Spectrums are defined by frequencies. Frequencies are measured in gigahertz, or GHz. The quality of wireless signals is affected by these frequencies. Low-frequency spectrums let wireless signals travel long distances. As a result, they provide excellent network coverage even in rural areas. They provide better in-building penetration in urban areas.

High-frequency spectrums make wireless signals travel shorter distances. They carry significant amounts of data. This helps telecom companies cope with increasing network traffic. Therefore, spectrums with frequencies less than 1 GHz are often called coverage spectrums. Spectrums with frequencies above 1 GHz are called capacity spectrums.

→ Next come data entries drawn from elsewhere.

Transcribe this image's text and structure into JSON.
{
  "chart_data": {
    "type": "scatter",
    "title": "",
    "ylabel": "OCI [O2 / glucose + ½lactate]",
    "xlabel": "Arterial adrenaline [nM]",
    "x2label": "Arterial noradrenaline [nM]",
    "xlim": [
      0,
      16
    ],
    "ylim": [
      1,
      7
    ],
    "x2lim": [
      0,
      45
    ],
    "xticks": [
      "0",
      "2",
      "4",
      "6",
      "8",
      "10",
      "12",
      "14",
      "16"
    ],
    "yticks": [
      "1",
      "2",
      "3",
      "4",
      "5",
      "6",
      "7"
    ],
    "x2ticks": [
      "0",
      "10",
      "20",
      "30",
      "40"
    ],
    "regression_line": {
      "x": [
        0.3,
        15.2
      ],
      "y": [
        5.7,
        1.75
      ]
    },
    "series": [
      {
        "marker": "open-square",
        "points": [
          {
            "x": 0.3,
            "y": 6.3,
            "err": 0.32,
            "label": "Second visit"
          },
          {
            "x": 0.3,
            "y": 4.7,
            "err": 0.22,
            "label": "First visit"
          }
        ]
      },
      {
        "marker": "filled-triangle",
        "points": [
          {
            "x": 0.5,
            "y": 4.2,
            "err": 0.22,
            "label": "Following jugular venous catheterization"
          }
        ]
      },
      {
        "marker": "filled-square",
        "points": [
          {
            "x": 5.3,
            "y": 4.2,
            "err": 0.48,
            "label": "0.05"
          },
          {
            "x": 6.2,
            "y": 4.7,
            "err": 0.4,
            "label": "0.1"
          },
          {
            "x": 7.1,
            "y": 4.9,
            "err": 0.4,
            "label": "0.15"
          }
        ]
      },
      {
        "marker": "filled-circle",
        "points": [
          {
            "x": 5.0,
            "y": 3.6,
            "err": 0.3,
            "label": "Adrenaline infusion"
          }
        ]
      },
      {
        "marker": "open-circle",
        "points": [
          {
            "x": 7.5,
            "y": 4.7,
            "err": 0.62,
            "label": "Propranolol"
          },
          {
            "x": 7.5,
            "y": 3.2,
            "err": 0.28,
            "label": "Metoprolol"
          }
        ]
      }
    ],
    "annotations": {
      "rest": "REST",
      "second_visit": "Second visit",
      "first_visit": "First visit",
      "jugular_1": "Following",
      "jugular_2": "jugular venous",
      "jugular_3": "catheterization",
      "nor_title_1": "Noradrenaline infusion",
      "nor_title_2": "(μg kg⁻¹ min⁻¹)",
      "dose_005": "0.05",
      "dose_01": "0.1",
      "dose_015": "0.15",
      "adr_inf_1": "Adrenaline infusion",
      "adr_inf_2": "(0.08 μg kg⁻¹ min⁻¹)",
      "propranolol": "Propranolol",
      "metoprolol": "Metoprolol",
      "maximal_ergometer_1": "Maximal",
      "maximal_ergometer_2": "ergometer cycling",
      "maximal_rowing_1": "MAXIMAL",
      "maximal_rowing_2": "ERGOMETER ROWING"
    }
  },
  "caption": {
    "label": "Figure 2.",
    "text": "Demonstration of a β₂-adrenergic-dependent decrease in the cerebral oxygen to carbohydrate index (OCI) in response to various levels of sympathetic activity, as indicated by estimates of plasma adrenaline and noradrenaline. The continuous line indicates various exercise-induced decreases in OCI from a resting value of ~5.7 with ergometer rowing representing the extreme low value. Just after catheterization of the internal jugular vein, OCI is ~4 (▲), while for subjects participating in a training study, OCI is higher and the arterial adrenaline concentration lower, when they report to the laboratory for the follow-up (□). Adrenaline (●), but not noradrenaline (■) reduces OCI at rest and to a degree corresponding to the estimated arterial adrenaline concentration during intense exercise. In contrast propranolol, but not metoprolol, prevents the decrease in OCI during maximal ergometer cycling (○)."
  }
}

Apart from the propagation qualities, the costs associated with spectrums of different frequencies also vary. In coverage spectrums, telecom companies require fewer cell towers to set up the network than in higher frequency capacity spectrums. So, the cost of setting up a network in a coverage spectrum is lower than in capacity spectrums.

US telecom companies’ holdings

In the US, spectrums can be divided into three bands—low, medium, and high frequency. As you can see in the above graph, Sprint (S) has the largest spectrum holding—particularly in the high-frequency capacity spectrum. It’s followed by the other national carriers—AT&T (T), Verizon (VZ), and T-Mobile (TMUS). Among the regional carriers, U.S. Cellular (USM) has a significant spectrum holding.

In the low-frequency coverage spectrum Verizon and AT&T dominate the market. They have collective market shares of 73%. Combined, Sprint and T-Mobile hold a 15% share. This spectrum is critical for network coverage in urban and rural areas. In the US, Verizon and AT&T’s land coverage is 52% and 48% in 4G services. As of June 2014, Sprint and T-Mobile’s land coverage was only 12% and 9%.